SEC Wins Jury Trial Against Connecticut-Based Fund Manager Who Facilitated Petters Ponzi Scheme, February 11, 2014, (Litigation Release No. 22925)

A jury found Marlon M. Quan and his firms Stewardship Investment Advisors LLC, Acorn Capital Group LLC and ACG II LLC "liable for securities fraud in connection with a multi-billion dollar Ponzi scheme operated by...Thomas Petters." The SEC seeks permanent injunction against the defendants as well as disgorgement, prejudgment interest, and financial penalties.

SEC Concludes Its Case Against Former Siemens Executives Charged with Bribery in Argentina, Obtaining Judgments over $1.8 Million, February 10, 2014, (Litigation Release No. 22923)

Final judgments were entered against former Siemens Argentina CFO, Andres Truppel, and former Heads of Major Projects at Siemens Aktiengesellschaft, Ulrich Bock and Stephan Signer, for "their role in a decade long bribery scheme at Siemens and its regional company in Argentina." The SEC alleges that "between 2001 and 2007, the defendants paid bribes to senior government officials in Argentina to retain a $1 billion contract to produce national identity cards for Argentine citizens." The final judgments entered against the defendants enjoin them from future violations of the securities laws and order them to pay over $1.5 million in disgorgement, prejudgment interest, and penalties. These final judgments conclude the SEC's case.

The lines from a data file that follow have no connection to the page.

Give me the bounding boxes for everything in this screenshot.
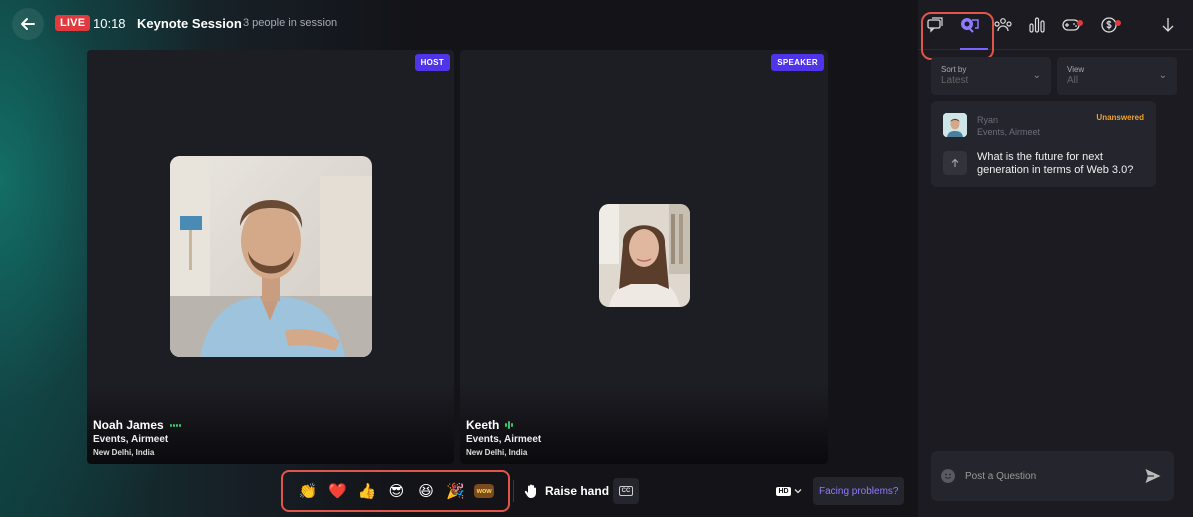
chevron-down-icon: ⌄ — [1032, 70, 1041, 81]
cc-icon: CC — [618, 486, 634, 496]
audio-level-icon — [505, 421, 514, 429]
qa-icon — [961, 18, 979, 33]
reaction-heart-button[interactable]: ❤️ — [326, 480, 348, 502]
arrow-left-icon — [21, 18, 35, 30]
captions-button[interactable]: CC — [613, 478, 639, 504]
quality-button[interactable]: HD — [772, 478, 806, 504]
booth-notification-dot — [1115, 20, 1121, 26]
host-name-row: Noah James — [93, 418, 181, 432]
question-text: What is the future for next generation i… — [977, 151, 1134, 176]
hand-icon — [524, 484, 536, 498]
reaction-party-button[interactable]: 🎉 — [445, 480, 467, 502]
tab-people[interactable] — [988, 16, 1018, 46]
reaction-wow-button[interactable]: wow — [474, 484, 495, 498]
reaction-cool-button[interactable]: 😎 — [385, 480, 407, 502]
session-title: Keynote Session — [137, 16, 242, 31]
speaker-video-feed — [599, 204, 690, 307]
sidebar-tabs — [918, 0, 1193, 60]
facing-problems-button[interactable]: Facing problems? — [813, 477, 905, 505]
chevron-down-icon: ⌄ — [1158, 70, 1167, 81]
tab-polls[interactable] — [1022, 16, 1052, 46]
stage: LIVE 10:18 Keynote Session 3 people in s… — [0, 0, 918, 517]
reactions-bar: 👏 ❤️ 👍 😎 😆 🎉 wow — [281, 470, 510, 512]
question-composer — [931, 451, 1174, 501]
back-button[interactable] — [12, 8, 44, 40]
hd-icon: HD — [776, 486, 791, 496]
chevron-down-icon — [794, 489, 802, 494]
host-location: New Delhi, India — [93, 448, 155, 457]
speaker-location: New Delhi, India — [466, 448, 528, 457]
live-badge: LIVE — [55, 15, 91, 31]
speaker-video — [599, 204, 690, 307]
controls-divider — [513, 480, 514, 502]
speaker-video-tile[interactable]: SPEAKER Keeth Events, Airmeet New Delhi,… — [460, 50, 828, 464]
question-card: Ryan Events, Airmeet Unanswered What is … — [931, 101, 1156, 187]
arrow-up-icon — [951, 158, 959, 167]
avatar — [943, 113, 967, 137]
polls-icon — [1029, 17, 1045, 33]
session-timer: 10:18 — [93, 16, 126, 31]
audio-level-icon — [169, 421, 181, 429]
smiley-icon — [941, 469, 955, 483]
send-icon — [1145, 469, 1161, 483]
speaker-name: Keeth — [466, 418, 500, 432]
host-org: Events, Airmeet — [93, 434, 169, 445]
speaker-org: Events, Airmeet — [466, 434, 542, 445]
view-label: View — [1067, 65, 1085, 74]
games-notification-dot — [1077, 20, 1083, 26]
host-badge: HOST — [414, 54, 450, 71]
host-video-feed — [170, 156, 372, 357]
host-name: Noah James — [93, 418, 164, 432]
status-badge: Unanswered — [1096, 113, 1144, 122]
view-value: All — [1067, 75, 1079, 86]
speaker-name-row: Keeth — [466, 418, 514, 432]
download-icon — [1162, 18, 1174, 32]
tab-questions[interactable] — [954, 16, 984, 46]
top-bar: LIVE 10:18 Keynote Session 3 people in s… — [0, 0, 918, 48]
sort-label: Sort by — [941, 65, 967, 74]
raise-hand-label: Raise hand — [545, 484, 610, 498]
sidebar: Sort by Latest ⌄ View All ⌄ Ryan Events,… — [918, 0, 1193, 517]
tab-booths[interactable] — [1094, 16, 1124, 46]
avatar-image — [943, 113, 967, 137]
emoji-picker-icon[interactable] — [941, 469, 955, 483]
tab-games[interactable] — [1056, 16, 1086, 46]
sort-value: Latest — [941, 75, 969, 86]
people-count: 3 people in session — [243, 17, 338, 29]
sort-dropdown[interactable]: Sort by Latest ⌄ — [931, 57, 1051, 95]
reaction-laugh-button[interactable]: 😆 — [415, 480, 437, 502]
active-tab-indicator — [960, 48, 988, 50]
speaker-badge: SPEAKER — [771, 54, 824, 71]
tab-chat[interactable] — [920, 16, 950, 46]
host-video — [170, 156, 372, 357]
question-input[interactable] — [965, 470, 1135, 482]
tab-download[interactable] — [1153, 16, 1183, 46]
raise-hand-button[interactable]: Raise hand — [517, 477, 615, 505]
chat-icon — [927, 17, 943, 33]
people-icon — [994, 18, 1012, 32]
wow-label: wow — [476, 487, 492, 495]
upvote-button[interactable] — [943, 151, 967, 175]
host-video-tile[interactable]: HOST Noah James Events, Airmeet New Delh… — [87, 50, 454, 464]
reaction-thumbs-up-button[interactable]: 👍 — [356, 480, 378, 502]
question-author-org: Events, Airmeet — [977, 127, 1041, 137]
send-button[interactable] — [1144, 467, 1162, 485]
reaction-clap-button[interactable]: 👏 — [297, 480, 319, 502]
view-dropdown[interactable]: View All ⌄ — [1057, 57, 1177, 95]
question-author: Ryan — [977, 115, 999, 125]
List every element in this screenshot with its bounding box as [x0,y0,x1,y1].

Previously, a final judgment was entered against "Uriel Sharef, a former officer and board member of Siemens, for his role in the long standing bribery scheme." The final judgment "enjoined him from violating the anti-bribery and related books and records and internal controls provisions of the FCPA, and ordered him to pay a $275,000 civil penalty."  Bernd Regendantz "settled with the Commission when the complaint was filed, and allegations against Herbert Steffen and Carlos Sergi were dismissed."

SEC Obtains $9.5 Million Money Judgment Against Onyx Capital Advisors, LLC, Roy Dixon, Jr. and Michael A. Farr, February 7, 2014, (Litigation Release No. 22922)

A final judgment was entered against Onyx Capital Advisors, LLC and Roy Dixon, Jr. for allegedly "rais[ing] $23.8 million from three public pension funds for a start-up private equity fund and then illegally [withdrawing] money invested by the pension funds to cover personal and other business expenses." Dixon's friend, Michael A. Farr, was also charged for allegedly "assisting Dixon in the scheme." The final judgment against Dixon and Onyx Capital Advisors permanently enjoins them from future violations of the securities laws, orders them to pay over $3.1 million in disgorgement plus pay prejudgment interest and orders them to pay over $3.1 million in a civil penalty. The judgment against Farr permanently enjoins him from aiding and abetting future violations of the securities laws and orders him to pay over $2.3 million in disgorgement and to pay a $1 million civil penalty.

Securities and Exchange Commission v. Hao He a/k/a Jimmy He, February 7, 2014, (Litigation Release No. 22921)

Last week, the SEC filed insider trading charges against Hao He a/k/a Jimmy He "alleging He purchased short-term put option contracts in the securities of Sina Corporation" based on material nonpublic information He obtained "concerning Sina's upcoming, negative, future earnings guidance." According to the SEC, He gained almost $170,000 in illicit profits. He has consented to a final judgment that permanently enjoins him from future violations of the Exchange Act and orders him to pay over $345,000 in disgorgement, prejudgment interest, and a financial penalty.